CoPIs: Virginia Walbot (Stanford University) and Greg Abrams (Texas Advanced Computing Center/University of Texas - Austin)
Information generated from this project will provide new insights into the regulation of developmental events in the anther, the male reproductive organ, of maize and related grasses - crops that feed much of the world. New insights and resources of broad utility should ultimately contribute to controlling plant fertility in agriculture, particularly in the cereal crops. The project builds and improves on the varied and extensive outreach and education components of the PIs and their contributions via scientific leadership to continue a strong, positive impact on local and scientific communities, and on the next generation of scientists. Implementation of the "Virtual Anther" will make the project data widely accessible while helping students and the public understand how anthers develop. An undergraduate-focused project to sequence and annotate a basal grass genome will provide invaluable data for the project and to all those employing phylogenomics analysis in flowering plants, while training the next generation of plant biologists. All project outcomes will be accessible to the research community through a project website and long-term repositories such as GEO and MaizeGDB. All biological resources such as antibodies, clones and vectors will be available upon request. Seed will be deposited and distributed long-term through the Maize Genetics Cooperative. Software for the "Virtual Anther" will be made open-source and available via the Texas Advanced Computing Center website (www.tacc.utexas.edu/tacc-software/).

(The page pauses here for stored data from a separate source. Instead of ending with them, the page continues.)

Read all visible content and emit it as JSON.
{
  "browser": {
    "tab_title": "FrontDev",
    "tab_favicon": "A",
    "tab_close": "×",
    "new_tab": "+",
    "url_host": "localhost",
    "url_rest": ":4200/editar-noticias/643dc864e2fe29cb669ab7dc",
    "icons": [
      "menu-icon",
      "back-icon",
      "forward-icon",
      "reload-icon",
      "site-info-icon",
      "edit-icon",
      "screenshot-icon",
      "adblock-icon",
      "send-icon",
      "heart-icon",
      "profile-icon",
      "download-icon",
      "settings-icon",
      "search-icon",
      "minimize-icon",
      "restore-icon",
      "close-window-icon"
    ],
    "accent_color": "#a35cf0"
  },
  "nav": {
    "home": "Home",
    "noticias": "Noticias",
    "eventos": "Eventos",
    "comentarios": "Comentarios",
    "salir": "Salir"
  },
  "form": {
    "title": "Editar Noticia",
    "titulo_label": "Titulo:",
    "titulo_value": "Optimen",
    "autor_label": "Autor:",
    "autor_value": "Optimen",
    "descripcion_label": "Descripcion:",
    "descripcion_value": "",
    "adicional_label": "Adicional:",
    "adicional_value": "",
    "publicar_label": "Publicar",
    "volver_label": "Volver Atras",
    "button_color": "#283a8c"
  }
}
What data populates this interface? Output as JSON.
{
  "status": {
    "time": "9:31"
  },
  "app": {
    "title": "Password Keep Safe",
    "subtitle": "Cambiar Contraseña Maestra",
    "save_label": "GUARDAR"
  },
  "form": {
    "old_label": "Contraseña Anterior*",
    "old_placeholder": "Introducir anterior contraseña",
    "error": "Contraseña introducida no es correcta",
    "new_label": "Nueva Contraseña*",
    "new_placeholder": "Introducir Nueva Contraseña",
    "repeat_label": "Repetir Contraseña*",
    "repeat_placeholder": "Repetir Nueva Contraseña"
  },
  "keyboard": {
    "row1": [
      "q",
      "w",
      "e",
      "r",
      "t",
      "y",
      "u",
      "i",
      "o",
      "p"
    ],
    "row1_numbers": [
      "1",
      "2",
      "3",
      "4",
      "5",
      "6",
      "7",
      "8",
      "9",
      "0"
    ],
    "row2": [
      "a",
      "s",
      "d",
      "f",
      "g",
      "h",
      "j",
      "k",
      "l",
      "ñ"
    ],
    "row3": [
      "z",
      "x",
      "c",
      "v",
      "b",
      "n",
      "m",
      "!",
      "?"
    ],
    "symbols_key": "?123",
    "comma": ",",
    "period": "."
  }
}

Male sterility is a common phenotype in natural species, functioning as one mechanism to promote outcrossing. Furthermore, control of pollen production by plant breeders is a fundamental technology that continues to underpin hybrid seed production in many crops. In the agricultural context, there is also a growing concern over climate disruption: both heat and cold cause male sterility in crop plants. This study seeks to more broadly understand the coordination of anther development and underlying cellular processes, including chromatin remodeling, as plant cells switch from mitosis to meiosis. The specific goals are to: (1) organize hierarchies of gene expression in individual anther cell types and (2) elucidate functions of small RNAs, particularly two unusual classes of "phased" secondary small RNAs (phasiRNAs) that are highly enriched in grass anthers. These phasiRNAs are processed from an extensive set of coordinately-expressed long non-coding RNA precursors into secondary small RNAs of 21 or 24 nucleotides. Using precisely staged maize anthers and laser microdissected cell types, the project will generate copious transcriptomic and proteomic data, organize transcriptional hierarchies of transcription factors, generate extensive data on small RNAs in a spatiotemporal context, and analyze the function and biogenesis of phasiRNAs. Genetic analysis using existing and engineered mutations will be used to test for essential roles of key transcription and phasiRNA biogenesis factors in anther development. Genetic and "omics" experiments will test new hypotheses about phasiRNA functions in anther cells and in meiosis. Most of the analysis will be conducted in maize because of its exquisite developmental regularity, the large size and ease of anther dissection, and existing molecular and genetic knowledge about maize anthers. Key insights will be evaluated in rice to distinguish general and species-specific points, with additional comparisons to other grasses. To generate new hypotheses, all data will be integrated into a "Virtual Anther" visualization system.